Donald Trump plans tax cuts to fulfill election promises of job and prosperity

Uddipta Das
The Washington Post earlier reported that most of Ivanka's products are made by low-wage workers in countries like Bangladesh, Indonesia and China.

New Delhi, April 27: In an effort to fulfill his election promises of bringing jobs and prosperity to the American middle class, President of the United States Donald Trump is proposing tax cuts, which is being considered as “the biggest tax cut” ever even as the government is struggling with mounting debt.

As per PTI, White House officials were expected to release broad outlines of a tax overhaul that would apparently provide massive tax cuts to businesses, no matter, big and small. Reports claim that an official with knowledge of the plan said that the top tax rate for individuals would drop by a few percentage points, from 39.6 per cent to the “mid-30s”.

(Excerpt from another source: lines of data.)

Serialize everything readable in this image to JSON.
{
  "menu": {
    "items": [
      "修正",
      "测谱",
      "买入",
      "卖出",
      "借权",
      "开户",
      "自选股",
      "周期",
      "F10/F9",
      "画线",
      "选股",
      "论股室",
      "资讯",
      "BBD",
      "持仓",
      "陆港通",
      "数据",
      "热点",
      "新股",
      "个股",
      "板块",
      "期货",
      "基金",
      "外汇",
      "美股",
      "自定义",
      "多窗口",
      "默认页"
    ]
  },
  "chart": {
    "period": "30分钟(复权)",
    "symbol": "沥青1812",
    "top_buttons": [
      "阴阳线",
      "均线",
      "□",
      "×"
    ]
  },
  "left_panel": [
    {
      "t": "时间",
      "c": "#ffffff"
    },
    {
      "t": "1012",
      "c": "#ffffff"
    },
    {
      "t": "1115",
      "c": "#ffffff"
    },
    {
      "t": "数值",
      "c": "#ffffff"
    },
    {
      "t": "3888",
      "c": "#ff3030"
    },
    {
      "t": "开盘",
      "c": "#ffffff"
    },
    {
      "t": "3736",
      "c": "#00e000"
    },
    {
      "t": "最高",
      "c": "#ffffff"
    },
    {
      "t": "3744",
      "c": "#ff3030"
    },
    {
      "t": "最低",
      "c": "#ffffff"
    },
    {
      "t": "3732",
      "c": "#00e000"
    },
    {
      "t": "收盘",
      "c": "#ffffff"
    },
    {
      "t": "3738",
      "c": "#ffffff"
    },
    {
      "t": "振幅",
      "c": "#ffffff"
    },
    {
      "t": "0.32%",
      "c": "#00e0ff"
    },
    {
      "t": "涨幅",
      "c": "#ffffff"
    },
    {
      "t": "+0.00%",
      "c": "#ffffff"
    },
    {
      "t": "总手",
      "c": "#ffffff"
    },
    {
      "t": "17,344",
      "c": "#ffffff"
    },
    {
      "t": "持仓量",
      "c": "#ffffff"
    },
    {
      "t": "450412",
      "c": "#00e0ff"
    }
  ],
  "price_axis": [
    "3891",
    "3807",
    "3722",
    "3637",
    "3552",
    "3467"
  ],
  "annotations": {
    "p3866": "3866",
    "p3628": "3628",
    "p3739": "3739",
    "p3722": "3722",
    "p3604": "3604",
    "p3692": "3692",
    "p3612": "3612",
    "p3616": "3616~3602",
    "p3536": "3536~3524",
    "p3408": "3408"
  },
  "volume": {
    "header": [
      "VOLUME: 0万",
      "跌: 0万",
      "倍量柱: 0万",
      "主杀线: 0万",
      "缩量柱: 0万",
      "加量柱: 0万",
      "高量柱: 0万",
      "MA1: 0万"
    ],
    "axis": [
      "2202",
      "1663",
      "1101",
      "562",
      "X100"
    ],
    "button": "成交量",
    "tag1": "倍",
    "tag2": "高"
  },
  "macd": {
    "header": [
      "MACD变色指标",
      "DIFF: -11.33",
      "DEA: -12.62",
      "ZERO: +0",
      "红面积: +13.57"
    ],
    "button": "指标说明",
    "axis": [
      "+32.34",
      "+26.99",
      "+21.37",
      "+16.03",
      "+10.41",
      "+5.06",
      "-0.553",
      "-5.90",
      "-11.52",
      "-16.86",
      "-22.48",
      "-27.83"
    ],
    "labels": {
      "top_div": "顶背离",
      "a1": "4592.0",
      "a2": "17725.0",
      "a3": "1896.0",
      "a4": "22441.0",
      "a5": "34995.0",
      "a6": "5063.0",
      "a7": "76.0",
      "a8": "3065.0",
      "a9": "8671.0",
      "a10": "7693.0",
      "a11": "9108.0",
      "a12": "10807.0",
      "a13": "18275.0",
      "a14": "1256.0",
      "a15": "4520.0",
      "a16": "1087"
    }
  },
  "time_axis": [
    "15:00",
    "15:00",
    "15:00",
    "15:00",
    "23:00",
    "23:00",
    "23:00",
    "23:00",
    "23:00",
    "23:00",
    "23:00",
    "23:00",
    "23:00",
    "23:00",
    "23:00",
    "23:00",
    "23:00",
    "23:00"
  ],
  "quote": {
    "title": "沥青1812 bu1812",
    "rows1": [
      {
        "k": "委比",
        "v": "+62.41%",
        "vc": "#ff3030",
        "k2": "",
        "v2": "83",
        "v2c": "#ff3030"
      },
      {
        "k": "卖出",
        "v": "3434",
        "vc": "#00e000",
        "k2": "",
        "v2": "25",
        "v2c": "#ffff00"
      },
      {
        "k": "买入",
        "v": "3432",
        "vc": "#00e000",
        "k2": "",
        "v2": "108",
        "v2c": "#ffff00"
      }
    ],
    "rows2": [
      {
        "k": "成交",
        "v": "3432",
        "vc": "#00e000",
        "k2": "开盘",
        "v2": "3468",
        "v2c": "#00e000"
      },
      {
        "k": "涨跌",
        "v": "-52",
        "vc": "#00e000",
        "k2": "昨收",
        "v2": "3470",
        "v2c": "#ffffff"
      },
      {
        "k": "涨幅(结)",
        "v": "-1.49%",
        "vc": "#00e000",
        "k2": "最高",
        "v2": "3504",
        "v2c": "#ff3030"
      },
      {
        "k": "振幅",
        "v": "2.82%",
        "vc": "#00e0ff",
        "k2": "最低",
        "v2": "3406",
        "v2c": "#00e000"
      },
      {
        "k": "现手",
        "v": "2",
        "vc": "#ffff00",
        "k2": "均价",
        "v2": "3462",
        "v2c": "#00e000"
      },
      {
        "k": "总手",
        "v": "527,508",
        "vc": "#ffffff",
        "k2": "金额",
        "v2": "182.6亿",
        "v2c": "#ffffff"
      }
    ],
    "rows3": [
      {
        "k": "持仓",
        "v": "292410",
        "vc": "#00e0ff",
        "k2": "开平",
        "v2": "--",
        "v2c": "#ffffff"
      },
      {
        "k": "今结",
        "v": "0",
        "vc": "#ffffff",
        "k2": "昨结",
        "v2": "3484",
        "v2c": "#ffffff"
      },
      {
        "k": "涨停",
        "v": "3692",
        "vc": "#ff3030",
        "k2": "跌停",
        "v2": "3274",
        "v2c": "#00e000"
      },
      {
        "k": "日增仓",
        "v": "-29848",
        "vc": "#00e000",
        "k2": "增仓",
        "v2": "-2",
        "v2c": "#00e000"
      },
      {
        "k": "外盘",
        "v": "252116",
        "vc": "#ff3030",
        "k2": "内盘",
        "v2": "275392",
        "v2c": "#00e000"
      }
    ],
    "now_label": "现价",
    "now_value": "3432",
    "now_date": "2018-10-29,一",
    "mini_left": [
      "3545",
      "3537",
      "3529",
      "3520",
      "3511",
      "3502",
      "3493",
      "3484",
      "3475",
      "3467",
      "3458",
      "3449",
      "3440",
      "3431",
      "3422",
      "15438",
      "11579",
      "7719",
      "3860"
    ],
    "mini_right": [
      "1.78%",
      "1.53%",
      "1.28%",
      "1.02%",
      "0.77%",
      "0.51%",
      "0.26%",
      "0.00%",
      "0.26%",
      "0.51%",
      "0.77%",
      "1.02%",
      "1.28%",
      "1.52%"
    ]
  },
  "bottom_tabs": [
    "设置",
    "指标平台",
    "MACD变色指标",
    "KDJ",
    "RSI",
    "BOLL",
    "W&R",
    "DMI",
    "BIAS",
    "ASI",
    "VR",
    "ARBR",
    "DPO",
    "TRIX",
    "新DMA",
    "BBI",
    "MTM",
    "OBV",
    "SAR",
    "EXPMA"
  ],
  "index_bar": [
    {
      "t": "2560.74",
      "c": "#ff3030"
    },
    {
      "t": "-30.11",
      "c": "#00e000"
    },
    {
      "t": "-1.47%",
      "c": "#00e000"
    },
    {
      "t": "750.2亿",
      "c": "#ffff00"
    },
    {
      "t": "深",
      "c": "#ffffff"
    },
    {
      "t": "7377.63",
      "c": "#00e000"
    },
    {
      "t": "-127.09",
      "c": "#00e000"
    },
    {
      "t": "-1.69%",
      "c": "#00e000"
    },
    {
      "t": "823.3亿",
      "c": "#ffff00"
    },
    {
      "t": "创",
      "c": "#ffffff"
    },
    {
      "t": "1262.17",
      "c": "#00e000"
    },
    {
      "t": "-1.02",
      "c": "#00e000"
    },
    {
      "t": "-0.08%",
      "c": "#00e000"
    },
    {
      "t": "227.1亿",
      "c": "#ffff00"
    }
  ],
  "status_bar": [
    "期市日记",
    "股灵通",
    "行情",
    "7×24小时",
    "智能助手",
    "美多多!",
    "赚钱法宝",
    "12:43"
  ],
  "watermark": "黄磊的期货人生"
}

Steve Mnuchin, Treasury Secretary announced that the proposed overhaul would amount to “the biggest tax cut” and the “largest tax reform” in US history. According to them, small business owners are expected to see their top tax rate go from 39.6 per cent to 15 per cent, Reportedly, the official was not authorised to publicly discuss the proposal before the White House announcement and spoke on condition of anonymity.

White House officials already have said the top corporate tax rate would be reduced from 35 per cent to 15 per cent. The plan will also include many benefits, one of them being child-care benefits promoted by Ivanka Trump.President Trump reportedly sent his team to Capitol Hill on Tuesday to discuss his plan with the Republican leaders.

“They went into some suggestions that are mere suggestions and we’ll go from there,” said GOP Senator Orrin Hatch of Utah, chairman of the Senate Finance Committee.

“The White House’s presentation will be “pretty broad in the principles,” said Marc Short, Trump’s director of legislative affairs.

Short further said that in the coming weeks, Trump will solicit more ideas on how to improve the proposed plan. He also said that the administration did not want to set a firm timeline, after demanding a quick House vote on a health care bill and watching it fail. However, he said he did not see this sliding into 2018

Republicans who slammed the growing national debt under President Barack Obama said that they are open to Trump’s tax plan, even though it could add trillions of dollars to the deficit over the next decade. Like the White House, the Republicans argued that the cuts would spur economic growth, reducing or even eliminating any drop in tax revenue.